Although most tourists plan their visits in the summer months of July and August, the migration is a long, drawn out process; considering nearly 2 million wildebeest, and hundreds of thousands of gazelle and zebra partake in this dangerous and awe-inspiring 300 mile migratory loop, it is unrealistic to expect the massive migration to reliably occur in one place or another at a given time of year.

Although not scientifically proven, the wildebeest are said to have something of a ‘sixth sense’ for finding and following rainfall, and will suddenly change course if their sense notices rainfall coming in a different area. As such, tourists attempting to find the migrating herd of wildebeest must come prepared to search, and it may take a few tries to find a proper lookout point. Considering the migration is considered one of the 7 Wonders of the World, the search is well worth it.


The typically understood wildebeest migratory loop is a journey from Tanzania’s Serengeti national park, northwards towards Kenya’s Maasai Mara national reserve. While this is technically true, the wildebeest, zebra, and gazelle are most prominently searching for sustenance— not for a specific area. During the hotter months, the wildebeest migrate away from Tanzania’s dry, grassy plains, and move towards the Mara river, an often (depending on the year) massive, flowing river, full of crocodiles— natural predators to the migrating grazers. And again— their paths may change course suddenly, if the weather suddenly indicates rainfall in another nearby area.

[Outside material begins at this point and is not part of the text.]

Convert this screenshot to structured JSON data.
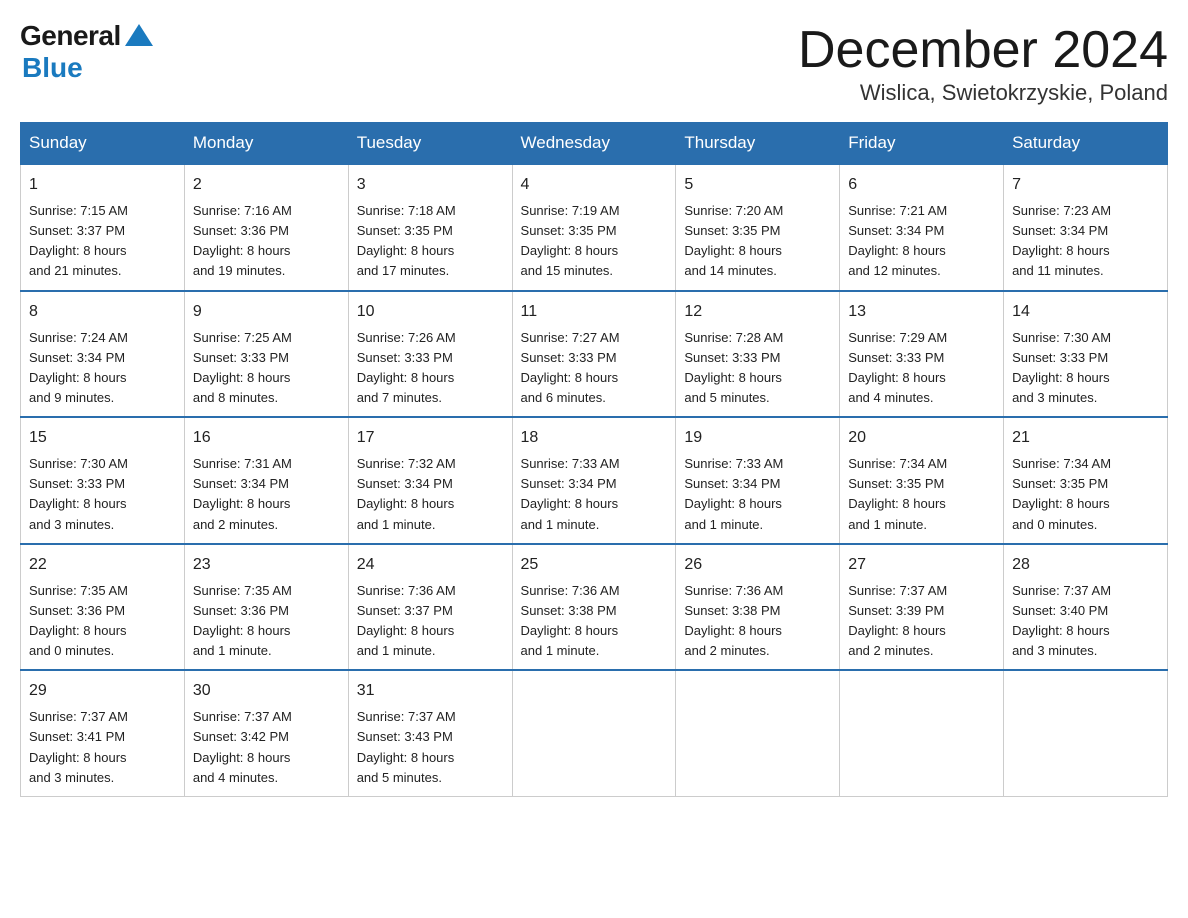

Across the river is the Maasai Mara national reserve, which is separated from the Serengeti by nothing more than a man made border; but with an abundant landscape on which wildebeest can graze during the Serengeti’s dry season, it is the ideal stopping point for wildebeest, if they manage to succeed in the arduous journey across the Mara River. Their decision to cross the river is often dependent on a single heard member taking the plunge, encouraging the rest to attempt the crossing. As it can often cause massive loss of life, given the threat of both drowning and being attacked by the river’s crocodiles, the decision to cross is well considered.

If and when the wildebeest make it to the Maasai Mara, with the seasons change, they must migrate back towards the Serengeti— in search of water and greener pastures, once again. The loop is a constant, year long process of searching for life sustaining grasses and rainfall, highlighting the constant battle of the wildebeest for survival.